Rawalpindi, Pakistan - December 28, 2006

A girl holds a placard as she protests against the disappearance of her father
A girl holds a placard as she protests against the disappearance of her father

Police beat a youth, who was protesting against the disappearance of his father
Police beat a youth, who was protesting against the disappearance of his father


James Rupert, Newsday

Thursday, December 28, 2006

(12-28) PST Rawalpindi, Pakistan -- In the 17 months since Ahmed Masood Janjua disappeared, his wife, Amina, has been running his business, raising their three children and suing the Pakistani government over its secret imprisonment of hundreds of men.

Including, she says, her husband.

Since September, Amina Masood and scores of wives, mothers and children of secretly arrested men have rallied outside offices of the army-led government, waving portraits of their loved ones and demanding that President Pervez Musharraf have the missing men freed. They have brought unusual pressure to bear on an army used to managing its activities and finances without the annoyance of public oversight. And with strong support from a usually weak supreme court, they have forced the military to free as many as 13 men from a list of 41 "disappeared."

Musharraf's government is secretly holding hundreds of men in prisons run by its intelligence services or at military bases, say Pakistani human rights groups. While many disappearances appear linked to the government's fight against some violent Islamist groups, others are tied to ethnic conflicts or, apparently, criticism of the army.

While the United States' declared policy is to push for democracy in Pakistan, Amnesty International and other human rights advocates say the Bush administration ignores secret arrests of men who may be suspects in its "global war on terror." Washington's silence is strengthening a culture of impunity under Pakistan's military rule, the rights groups say.

The U.S. Embassy declined to comment.

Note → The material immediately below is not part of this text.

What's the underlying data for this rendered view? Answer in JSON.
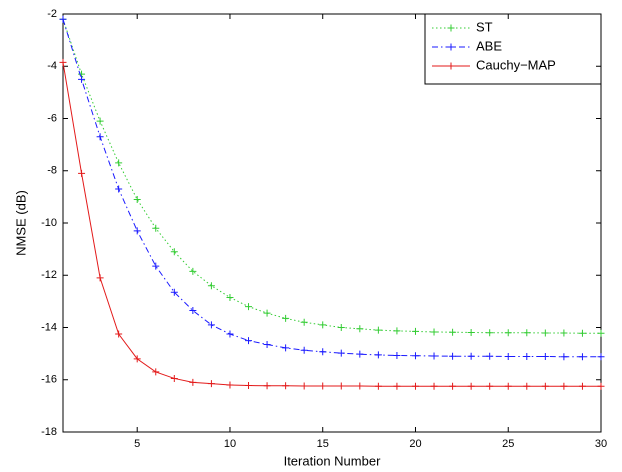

The current State Department human rights report on Pakistan says "there were no politically motivated disappearances" in 2005 but adds: "security forces held prisoners incommunicado and refused to provide information on their whereabouts, particularly in terrorism and national security cases." It does not discuss the scale of that problem.

Masood, 40, works in an office at the College of Information Technology. Signing paperwork and answering a cell phone one recent morning, her face alternately beamed and fretted, framed by a tightly pinned head scarf. "My children have not seen their father, and we have not had his love or guidance for all this time," she said.

Janjua vanished with a companion as they left for Tabligh -- a periodic missionary trip many Muslims make to visit mosques and preach the virtues of religious observance.

The family learned that someone powerful was behind his disappearance the way many families do: When "we reported it to the police and they refused to register the case, we understood that it must involve the agencies," his wife said. For Pakistanis, "the agencies" means a clutch of secret intelligence departments, the largest of which is the military's Inter-Services Intelligence directorate.

Janjua's father, Raja Ali Muhammad, 83, is a retired lieutenant colonel who led the young Musharraf in the army's elite commando unit, the Special Services Group. He "told us not to worry, (that) he would use his contacts" among top officers to find out what had happened to his son, Masood said.

Muhammad attended an army holiday dinner in January knowing Musharraf would be present. "He met the president and explained the situation and gave him a letter" with the details, Masood said. Eventually, the Interior Ministry sent a police investigator to interview the family. "We never heard from him again," she said.

Masood said an intelligence official, another investigator and a recently released prisoner have all told her separately her husband is being held by a military intelligence agency.

Since she began her street protests in August, distraught families have sought her out to add the names of missing loved ones to her list. While her supreme court case concerns 41 men, Masood says her list is closer to 100.

The Human Rights Commission of Pakistan, an independent monitoring body, says it has reports of at least 400 people secretly arrested since 2002 -- 150 of whom are still missing.